I couldn't refer to the actual movie, since my copy is the one with
all the 1990's computer effects added to the original 1977 film.
Then I remembered that I had a book published in 1979 (The Art of
Star Wars) which has the complete text of the script for the movie.
The book was published before all the enhancements and before the
next two movies were filmed. So the book is old enough to be
used as a reliable reference.
The first five lines of the title page of the script says:
Star Wars
Episode IV
A New Hope
from the
Journal of the Wills
by George Lucas
Wow!
Interesting, and not what I had remembered. This supports
the idea that Lucas had intended from the beginning to make it a
multi-part series. He didn't just shoot off one movie and then
decide to "invent" prequall movies after seeing the profits of the
first movie.
But I still don't know that the original release of the
movie actually printed "episode IV" in the beginning scrolly
text intro. I'de love to find a shot of the opening title from the
"original" (1977) release of the movie.
And I wonder what the Journal of the Wills could be?

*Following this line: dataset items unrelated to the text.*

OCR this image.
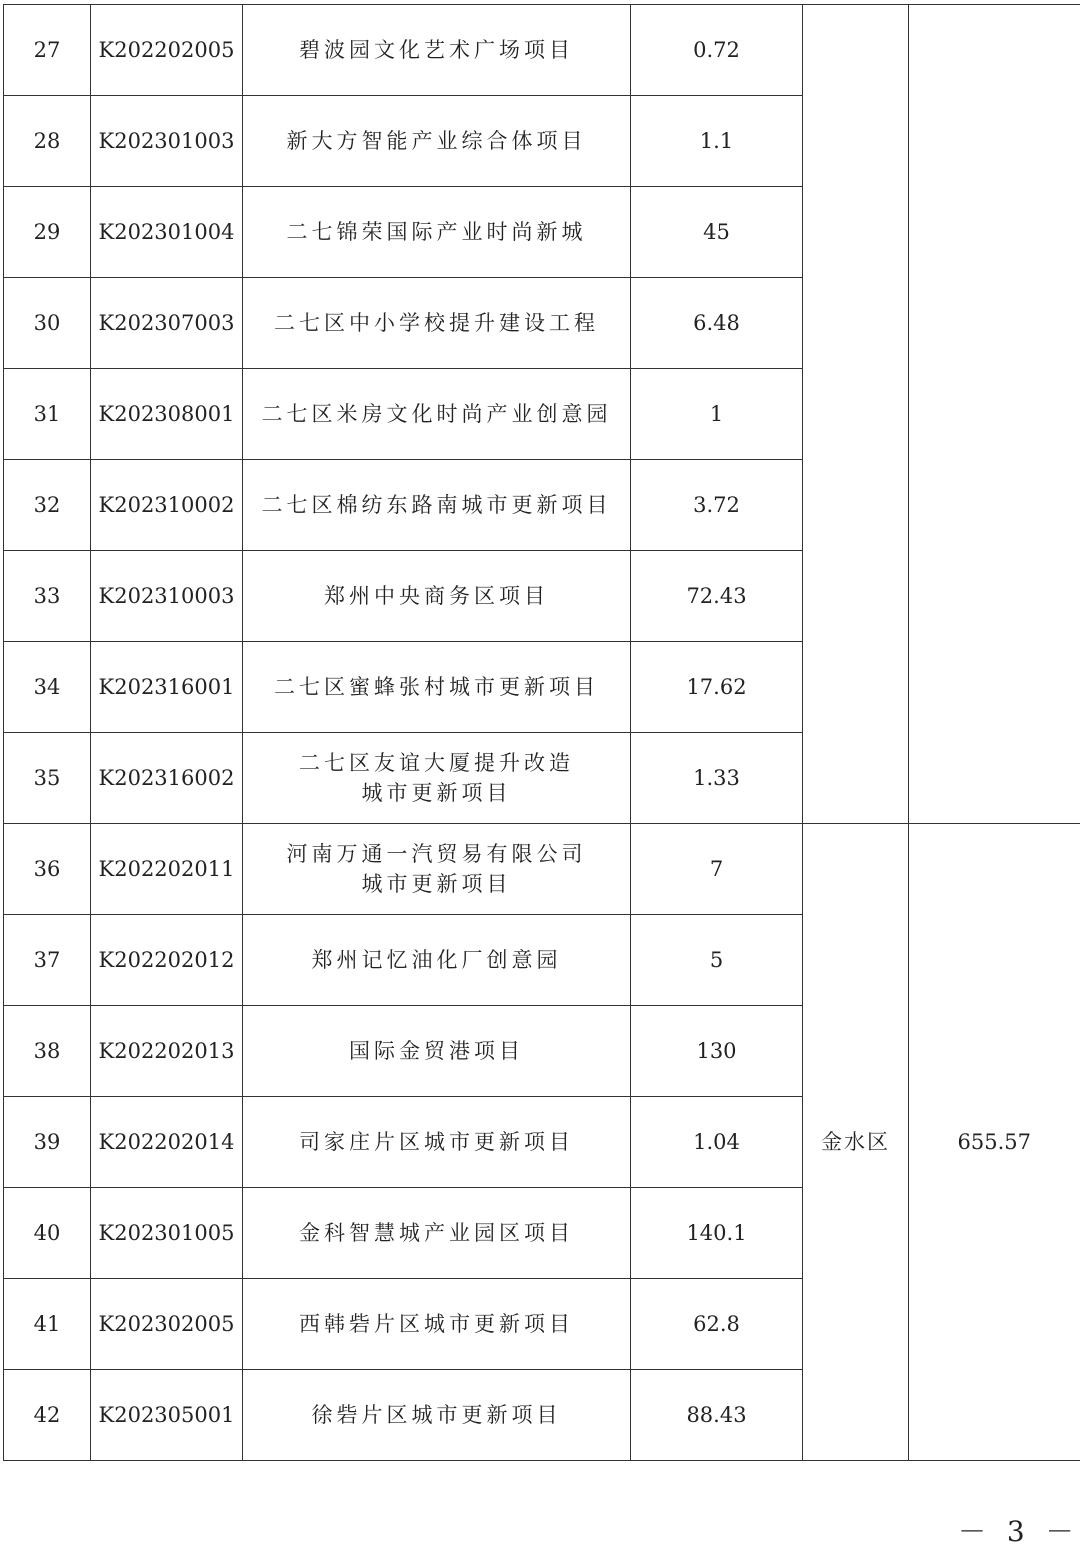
27	K202202005	碧波园文化艺术广场项目	0.72		
28	K202301003	新大方智能产业综合体项目	1.1		
29	K202301004	二七锦荣国际产业时尚新城	45		
30	K202307003	二七区中小学校提升建设工程	6.48		
31	K202308001	二七区米房文化时尚产业创意园	1		
32	K202310002	二七区棉纺东路南城市更新项目	3.72		
33	K202310003	郑州中央商务区项目	72.43		
34	K202316001	二七区蜜蜂张村城市更新项目	17.62		
35	K202316002	二七区友谊大厦提升改造
城市更新项目	1.33		
36	K202202011	河南万通一汽贸易有限公司
城市更新项目	7	金水区	655.57
37	K202202012	郑州记忆油化厂创意园	5		
38	K202202013	国际金贸港项目	130		
39	K202202014	司家庄片区城市更新项目	1.04		
40	K202301005	金科智慧城产业园区项目	140.1		
41	K202302005	西韩砦片区城市更新项目	62.8		
42	K202305001	徐砦片区城市更新项目	88.43		
－ 3 －
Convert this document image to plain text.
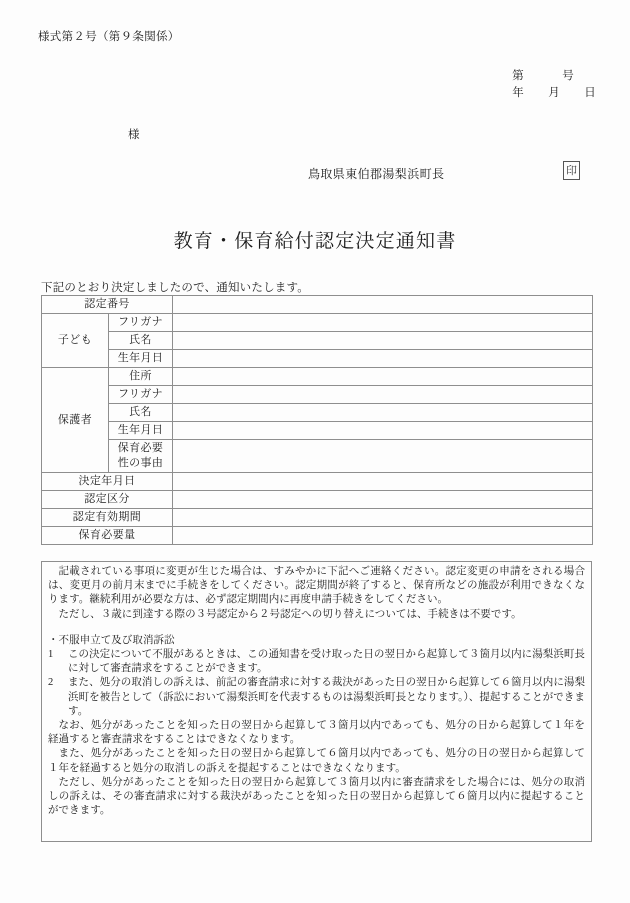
様式第２号（第９条関係）
第	号
年 月 日
様
鳥取県東伯郡湯梨浜町長	印
教育・保育給付認定決定通知書
下記のとおり決定しましたので、通知いたします。
認定番号		
子ども	フリガナ	
	氏名	
	生年月日	
保護者	住所	
	フリガナ	
	氏名	
	生年月日	
	保育必要性の事由	
決定年月日		
認定区分		
認定有効期間		
保育必要量		

記載されている事項に変更が生じた場合は、すみやかに下記へご連絡ください。認定変更の申請をされる場合は、変更月の前月末までに手続きをしてください。認定期間が終了すると、保育所などの施設が利用できなくなります。継続利用が必要な方は、必ず認定期間内に再度申請手続きをしてください。

ただし、３歳に到達する際の３号認定から２号認定への切り替えについては、手続きは不要です。

・不服申立て及び取消訴訟

1	この決定について不服があるときは、この通知書を受け取った日の翌日から起算して３箇月以内に湯梨浜町長に対して審査請求をすることができます。
2	また、処分の取消しの訴えは、前記の審査請求に対する裁決があった日の翌日から起算して６箇月以内に湯梨浜町を被告として（訴訟において湯梨浜町を代表するものは湯梨浜町長となります。）、提起することができます。

なお、処分があったことを知った日の翌日から起算して３箇月以内であっても、処分の日から起算して１年を経過すると審査請求をすることはできなくなります。

また、処分があったことを知った日の翌日から起算して６箇月以内であっても、処分の日の翌日から起算して１年を経過すると処分の取消しの訴えを提起することはできなくなります。

ただし、処分があったことを知った日の翌日から起算して３箇月以内に審査請求をした場合には、処分の取消しの訴えは、その審査請求に対する裁決があったことを知った日の翌日から起算して６箇月以内に提起することができます。
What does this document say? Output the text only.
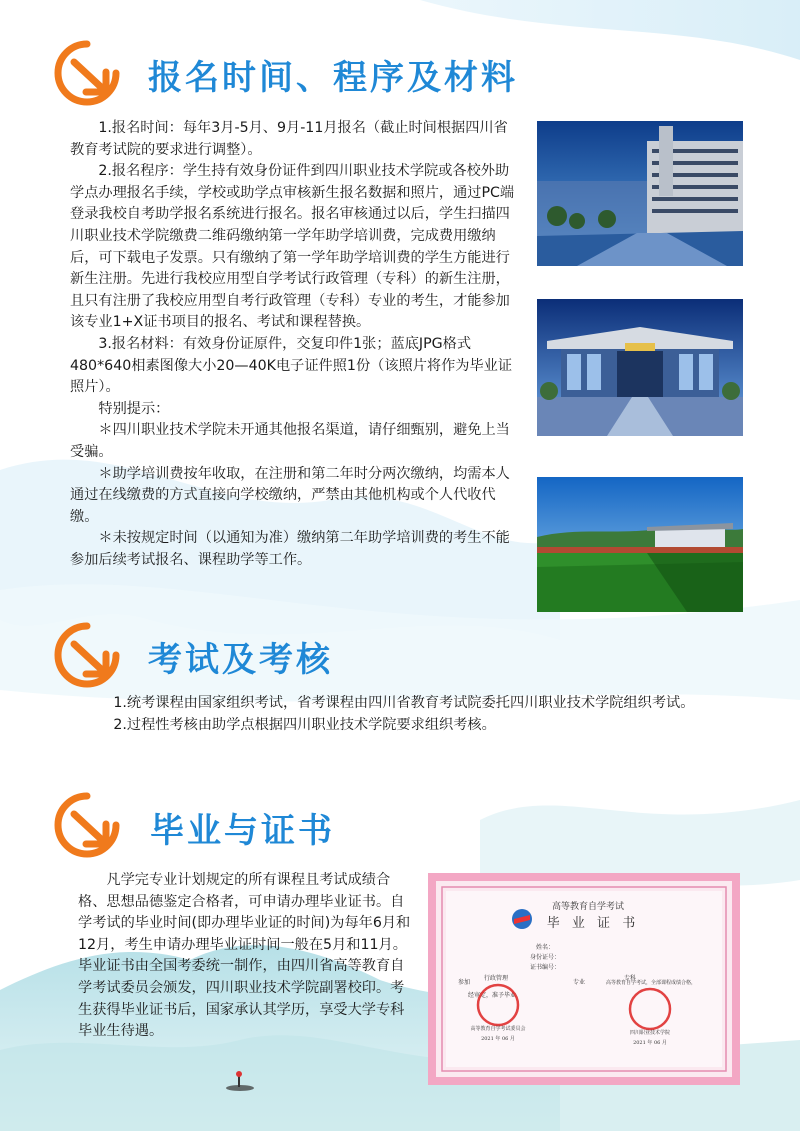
报名时间、程序及材料

1.报名时间：每年3月-5月、9月-11月报名（截止时间根据四川省教育考试院的要求进行调整）。

2.报名程序：学生持有效身份证件到四川职业技术学院或各校外助学点办理报名手续，学校或助学点审核新生报名数据和照片，通过PC端登录我校自考助学报名系统进行报名。报名审核通过以后，学生扫描四川职业技术学院缴费二维码缴纳第一学年助学培训费，完成费用缴纳后，可下载电子发票。只有缴纳了第一学年助学培训费的学生方能进行新生注册。先进行我校应用型自学考试行政管理（专科）的新生注册，且只有注册了我校应用型自考行政管理（专科）专业的考生，才能参加该专业1+X证书项目的报名、考试和课程替换。

3.报名材料：有效身份证原件，交复印件1张；蓝底JPG格式480*640相素图像大小20—40K电子证件照1份（该照片将作为毕业证照片）。

特别提示：

＊四川职业技术学院未开通其他报名渠道，请仔细甄别，避免上当受骗。

＊助学培训费按年收取，在注册和第二年时分两次缴纳，均需本人通过在线缴费的方式直接向学校缴纳，严禁由其他机构或个人代收代缴。

＊未按规定时间（以通知为准）缴纳第二年助学培训费的考生不能参加后续考试报名、课程助学等工作。

考试及考核

1.统考课程由国家组织考试，省考课程由四川省教育考试院委托四川职业技术学院组织考试。

2.过程性考核由助学点根据四川职业技术学院要求组织考核。

毕业与证书

凡学完专业计划规定的所有课程且考试成绩合格、思想品德鉴定合格者，可申请办理毕业证书。自学考试的毕业时间(即办理毕业证的时间)为每年6月和12月，考生申请办理毕业证时间一般在5月和11月。毕业证书由全国考委统一制作，由四川省高等教育自学考试委员会颁发，四川职业技术学院副署校印。考生获得毕业证书后，国家承认其学历，享受大学专科毕业生待遇。

高等教育自学考试
毕 业 证 书
姓名：
身份证号：
证书编号：
参加
行政管理
专业
专科
高等教育自学考试，全部课程成绩合格，
经审定，准予毕业
高等教育自学考试委员会
四川职业技术学院
2021 年 06 月
2021 年 06 月
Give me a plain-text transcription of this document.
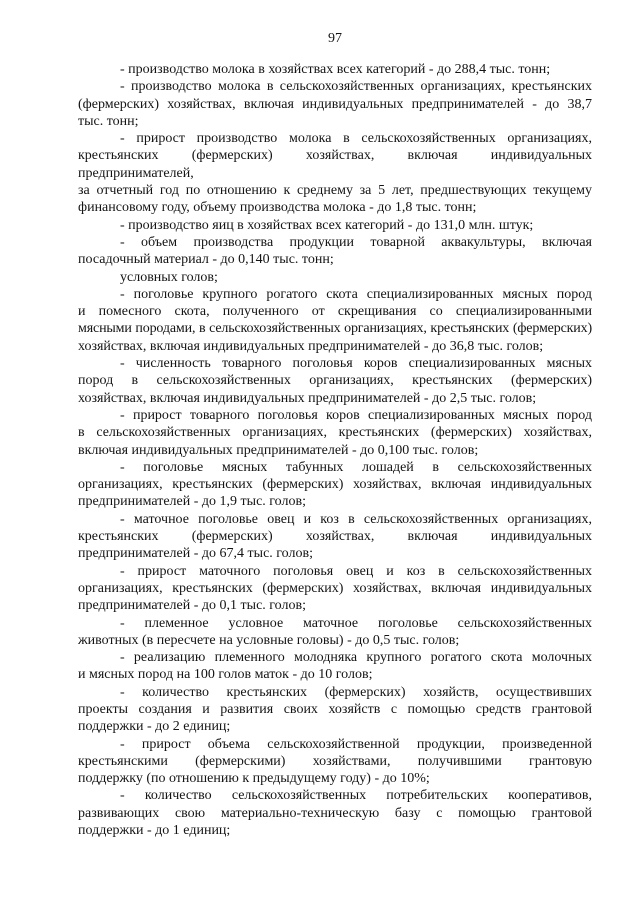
97
- производство молока в хозяйствах всех категорий - до 288,4 тыс. тонн;
- производство молока в сельскохозяйственных организациях, крестьянских
(фермерских) хозяйствах, включая индивидуальных предпринимателей - до 38,7
тыс. тонн;
- прирост производство молока в сельскохозяйственных организациях,
крестьянских (фермерских) хозяйствах, включая индивидуальных предпринимателей,
за отчетный год по отношению к среднему за 5 лет, предшествующих текущему
финансовому году, объему производства молока - до 1,8 тыс. тонн;
- производство яиц в хозяйствах всех категорий - до 131,0 млн. штук;
- объем производства продукции товарной аквакультуры, включая
посадочный материал - до 0,140 тыс. тонн;
условных голов;
- поголовье крупного рогатого скота специализированных мясных пород
и помесного скота, полученного от скрещивания со специализированными
мясными породами, в сельскохозяйственных организациях, крестьянских (фермерских)
хозяйствах, включая индивидуальных предпринимателей - до 36,8 тыс. голов;
- численность товарного поголовья коров специализированных мясных
пород в сельскохозяйственных организациях, крестьянских (фермерских)
хозяйствах, включая индивидуальных предпринимателей - до 2,5 тыс. голов;
- прирост товарного поголовья коров специализированных мясных пород
в сельскохозяйственных организациях, крестьянских (фермерских) хозяйствах,
включая индивидуальных предпринимателей - до 0,100 тыс. голов;
- поголовье мясных табунных лошадей в сельскохозяйственных
организациях, крестьянских (фермерских) хозяйствах, включая индивидуальных
предпринимателей - до 1,9 тыс. голов;
- маточное поголовье овец и коз в сельскохозяйственных организациях,
крестьянских (фермерских) хозяйствах, включая индивидуальных
предпринимателей - до 67,4 тыс. голов;
- прирост маточного поголовья овец и коз в сельскохозяйственных
организациях, крестьянских (фермерских) хозяйствах, включая индивидуальных
предпринимателей - до 0,1 тыс. голов;
- племенное условное маточное поголовье сельскохозяйственных
животных (в пересчете на условные головы) - до 0,5 тыс. голов;
- реализацию племенного молодняка крупного рогатого скота молочных
и мясных пород на 100 голов маток - до 10 голов;
- количество крестьянских (фермерских) хозяйств, осуществивших
проекты создания и развития своих хозяйств с помощью средств грантовой
поддержки - до 2 единиц;
- прирост объема сельскохозяйственной продукции, произведенной
крестьянскими (фермерскими) хозяйствами, получившими грантовую
поддержку (по отношению к предыдущему году) - до 10%;
- количество сельскохозяйственных потребительских кооперативов,
развивающих свою материально-техническую базу с помощью грантовой
поддержки - до 1 единиц;
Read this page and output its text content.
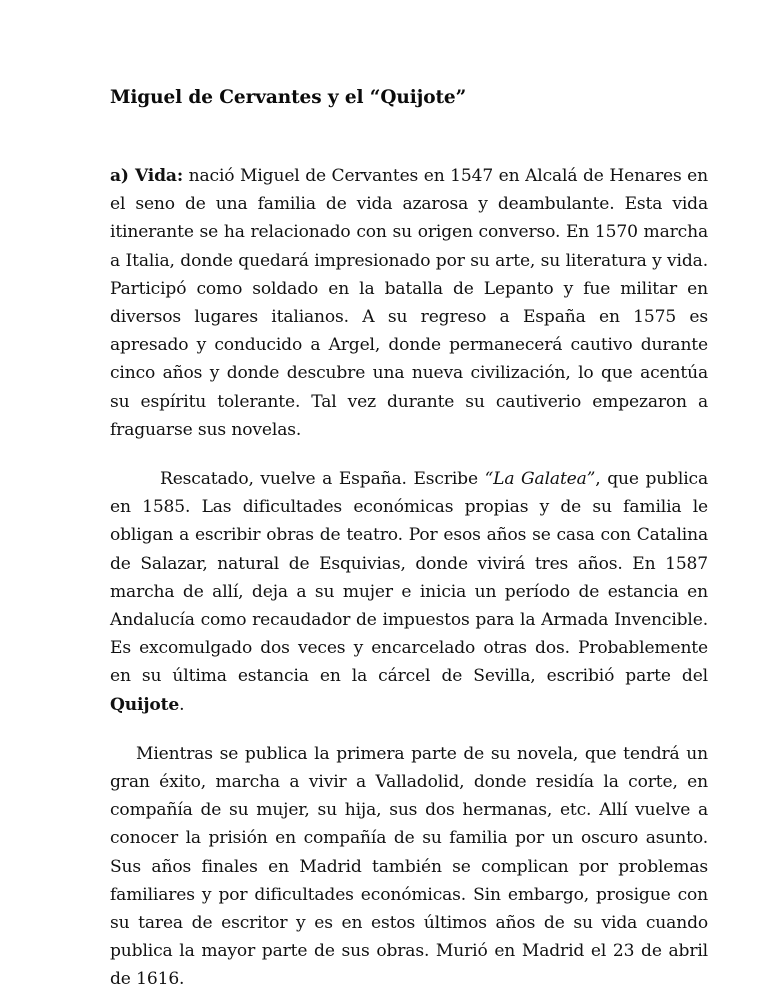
Miguel de Cervantes y el “Quijote”

a) Vida: nació Miguel de Cervantes en 1547 en Alcalá de Henares en el seno de una familia de vida azarosa y deambulante. Esta vida itinerante se ha relacionado con su origen converso. En 1570 marcha a Italia, donde quedará impresionado por su arte, su literatura y vida. Participó como soldado en la batalla de Lepanto y fue militar en diversos lugares italianos. A su regreso a España en 1575 es apresado y conducido a Argel, donde permanecerá cautivo durante cinco años y donde descubre una nueva civilización, lo que acentúa su espíritu tolerante. Tal vez durante su cautiverio empezaron a fraguarse sus novelas.

Rescatado, vuelve a España. Escribe “La Galatea”, que publica en 1585. Las dificultades económicas propias y de su familia le obligan a escribir obras de teatro. Por esos años se casa con Catalina de Salazar, natural de Esquivias, donde vivirá tres años. En 1587 marcha de allí, deja a su mujer e inicia un período de estancia en Andalucía como recaudador de impuestos para la Armada Invencible. Es excomulgado dos veces y encarcelado otras dos. Probablemente en su última estancia en la cárcel de Sevilla, escribió parte del Quijote.

Mientras se publica la primera parte de su novela, que tendrá un gran éxito, marcha a vivir a Valladolid, donde residía la corte, en compañía de su mujer, su hija, sus dos hermanas, etc. Allí vuelve a conocer la prisión en compañía de su familia por un oscuro asunto. Sus años finales en Madrid también se complican por problemas familiares y por dificultades económicas. Sin embargo, prosigue con su tarea de escritor y es en estos últimos años de su vida cuando publica la mayor parte de sus obras. Murió en Madrid el 23 de abril de 1616.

Err, umm, getting back on topic ... or at least to
something remotely pov-ish ...
...
In The Star Wars Sketchbook, I read that the surface
details of the Death Star (except for those towers with the gun
turrets on them) were assembled from multiple copies of only
six shapes. Sounds like a process that could be POV-able, eh?
Six meshes, tiled using macros and some rand() calls ... kewel.